A la mort de Staline, en 1953, la population du Goulag s’élève à 2,5 millions de personnes. Avec la déstalinisation, un grand nombre de citoyens soviétiques sont réhabilités, mais les convaincus de sodomie ne sont pas amnistiés. D’une part, ils sont considérés comme des criminels et restent en prison. De l’autre, la déstalinisation s’accompagne d’une peur de propager les perversions du Goulag dans la société.

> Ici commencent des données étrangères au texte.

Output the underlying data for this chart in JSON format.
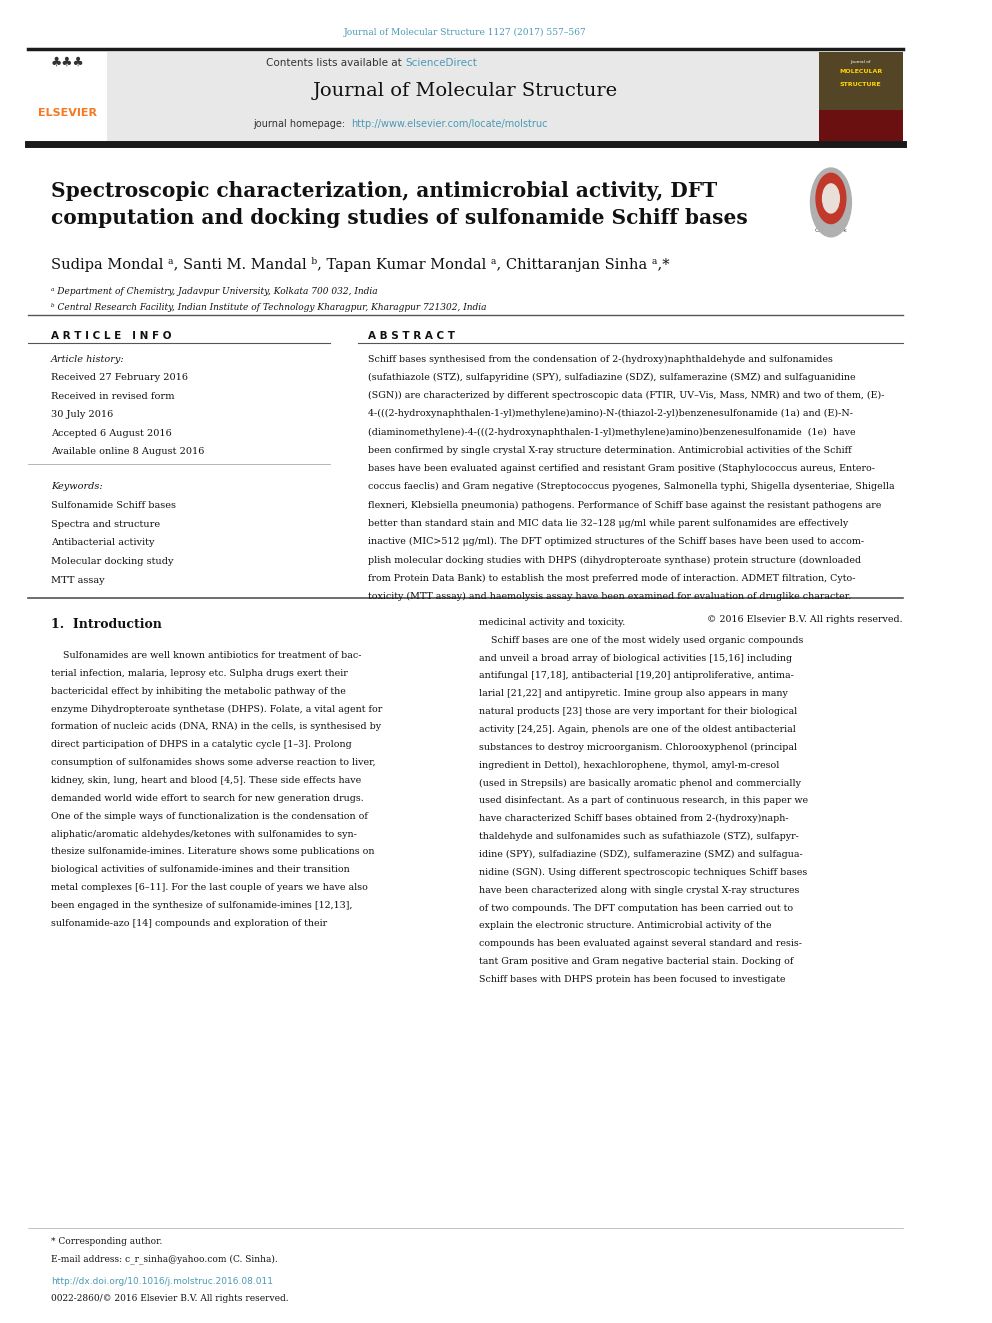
{
  "page_width": 9.92,
  "page_height": 13.23,
  "background_color": "#ffffff",
  "journal_ref": "Journal of Molecular Structure 1127 (2017) 557–567",
  "journal_ref_color": "#4a9ab5",
  "header_bg": "#e8e8e8",
  "contents_text": "Contents lists available at ",
  "sciencedirect_text": "ScienceDirect",
  "sciencedirect_color": "#4a9ab5",
  "journal_name": "Journal of Molecular Structure",
  "homepage_text": "journal homepage: ",
  "homepage_url": "http://www.elsevier.com/locate/molstruc",
  "homepage_url_color": "#4a9ab5",
  "elsevier_color": "#f47920",
  "title": "Spectroscopic characterization, antimicrobial activity, DFT\ncomputation and docking studies of sulfonamide Schiff bases",
  "authors": "Sudipa Mondal ᵃ, Santi M. Mandal ᵇ, Tapan Kumar Mondal ᵃ, Chittaranjan Sinha ᵃ,*",
  "affil_a": "ᵃ Department of Chemistry, Jadavpur University, Kolkata 700 032, India",
  "affil_b": "ᵇ Central Research Facility, Indian Institute of Technology Kharagpur, Kharagpur 721302, India",
  "separator_color": "#000000",
  "article_info_header": "A R T I C L E   I N F O",
  "abstract_header": "A B S T R A C T",
  "article_history_label": "Article history:",
  "received1": "Received 27 February 2016",
  "received2": "Received in revised form",
  "received2b": "30 July 2016",
  "accepted": "Accepted 6 August 2016",
  "available": "Available online 8 August 2016",
  "keywords_label": "Keywords:",
  "keyword1": "Sulfonamide Schiff bases",
  "keyword2": "Spectra and structure",
  "keyword3": "Antibacterial activity",
  "keyword4": "Molecular docking study",
  "keyword5": "MTT assay",
  "copyright": "© 2016 Elsevier B.V. All rights reserved.",
  "section1_title": "1.  Introduction",
  "corr_note": "* Corresponding author.",
  "email_note": "E-mail address: c_r_sinha@yahoo.com (C. Sinha).",
  "doi_text": "http://dx.doi.org/10.1016/j.molstruc.2016.08.011",
  "issn_text": "0022-2860/© 2016 Elsevier B.V. All rights reserved.",
  "thick_bar_color": "#1a1a1a",
  "thin_line_color": "#555555",
  "abstract_lines": [
    "Schiff bases synthesised from the condensation of 2-(hydroxy)naphthaldehyde and sulfonamides",
    "(sufathiazole (STZ), sulfapyridine (SPY), sulfadiazine (SDZ), sulfamerazine (SMZ) and sulfaguanidine",
    "(SGN)) are characterized by different spectroscopic data (FTIR, UV–Vis, Mass, NMR) and two of them, (E)-",
    "4-(((2-hydroxynaphthalen-1-yl)methylene)amino)-N-(thiazol-2-yl)benzenesulfonamide (1a) and (E)-N-",
    "(diaminomethylene)-4-(((2-hydroxynaphthalen-1-yl)methylene)amino)benzenesulfonamide  (1e)  have",
    "been confirmed by single crystal X-ray structure determination. Antimicrobial activities of the Schiff",
    "bases have been evaluated against certified and resistant Gram positive (Staphylococcus aureus, Entero-",
    "coccus faeclis) and Gram negative (Streptococcus pyogenes, Salmonella typhi, Shigella dysenteriae, Shigella",
    "flexneri, Klebsiella pneumonia) pathogens. Performance of Schiff base against the resistant pathogens are",
    "better than standard stain and MIC data lie 32–128 μg/ml while parent sulfonamides are effectively",
    "inactive (MIC>512 μg/ml). The DFT optimized structures of the Schiff bases have been used to accom-",
    "plish molecular docking studies with DHPS (dihydropteroate synthase) protein structure (downloaded",
    "from Protein Data Bank) to establish the most preferred mode of interaction. ADMET filtration, Cyto-",
    "toxicity (MTT assay) and haemolysis assay have been examined for evaluation of druglike character."
  ],
  "intro_left_lines": [
    "    Sulfonamides are well known antibiotics for treatment of bac-",
    "terial infection, malaria, leprosy etc. Sulpha drugs exert their",
    "bactericidal effect by inhibiting the metabolic pathway of the",
    "enzyme Dihydropteroate synthetase (DHPS). Folate, a vital agent for",
    "formation of nucleic acids (DNA, RNA) in the cells, is synthesised by",
    "direct participation of DHPS in a catalytic cycle [1–3]. Prolong",
    "consumption of sulfonamides shows some adverse reaction to liver,",
    "kidney, skin, lung, heart and blood [4,5]. These side effects have",
    "demanded world wide effort to search for new generation drugs.",
    "One of the simple ways of functionalization is the condensation of",
    "aliphatic/aromatic aldehydes/ketones with sulfonamides to syn-",
    "thesize sulfonamide-imines. Literature shows some publications on",
    "biological activities of sulfonamide-imines and their transition",
    "metal complexes [6–11]. For the last couple of years we have also",
    "been engaged in the synthesize of sulfonamide-imines [12,13],",
    "sulfonamide-azo [14] compounds and exploration of their"
  ],
  "intro_right_lines": [
    "medicinal activity and toxicity.",
    "    Schiff bases are one of the most widely used organic compounds",
    "and unveil a broad array of biological activities [15,16] including",
    "antifungal [17,18], antibacterial [19,20] antiproliferative, antima-",
    "larial [21,22] and antipyretic. Imine group also appears in many",
    "natural products [23] those are very important for their biological",
    "activity [24,25]. Again, phenols are one of the oldest antibacterial",
    "substances to destroy microorganism. Chlorooxyphenol (principal",
    "ingredient in Dettol), hexachlorophene, thymol, amyl-m-cresol",
    "(used in Strepsils) are basically aromatic phenol and commercially",
    "used disinfectant. As a part of continuous research, in this paper we",
    "have characterized Schiff bases obtained from 2-(hydroxy)naph-",
    "thaldehyde and sulfonamides such as sufathiazole (STZ), sulfapyr-",
    "idine (SPY), sulfadiazine (SDZ), sulfamerazine (SMZ) and sulfagua-",
    "nidine (SGN). Using different spectroscopic techniques Schiff bases",
    "have been characterized along with single crystal X-ray structures",
    "of two compounds. The DFT computation has been carried out to",
    "explain the electronic structure. Antimicrobial activity of the",
    "compounds has been evaluated against several standard and resis-",
    "tant Gram positive and Gram negative bacterial stain. Docking of",
    "Schiff bases with DHPS protein has been focused to investigate"
  ]
}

Le dispositif pénal est donc maintenu et, conformément à la nouvelle doctrine légale, on observe une augmentation de l’expertise médicale des homosexuels «passifs», par exemple 202 cas pour 1969. La régulation de l’homosexualité passe désormais par des envois plus fréquents en clinique.


La glastnost des années 80 et la chute du régime soviétique de 1991 ont apporté des changements considérables. En 1993, l’homosexualité a été décriminalisée et se développe une forme de «communauté gay», dominée par une tradition du secret, avec un activisme surtout centré sur la prévention du sida.


Thierry DELESSERT


* Cet article est un compte-rendu du livre de Dan Healey, Homosexual Desire in Revolutionary Russia. The Regulation of Sexual and Gender Dissent (Le désir homosexuel dans la Russie révolutionnaire. La regulation de la dissidence sexuelle et de genre), Chicago & Londres, University of Chicago Press, 2001.

  1. Pour comparaison, voir Helmut Puff, Sodomy in Reformation Germany and Switzerland, 1400-1600, Chicago & London: The University Press of Chicago, 2003.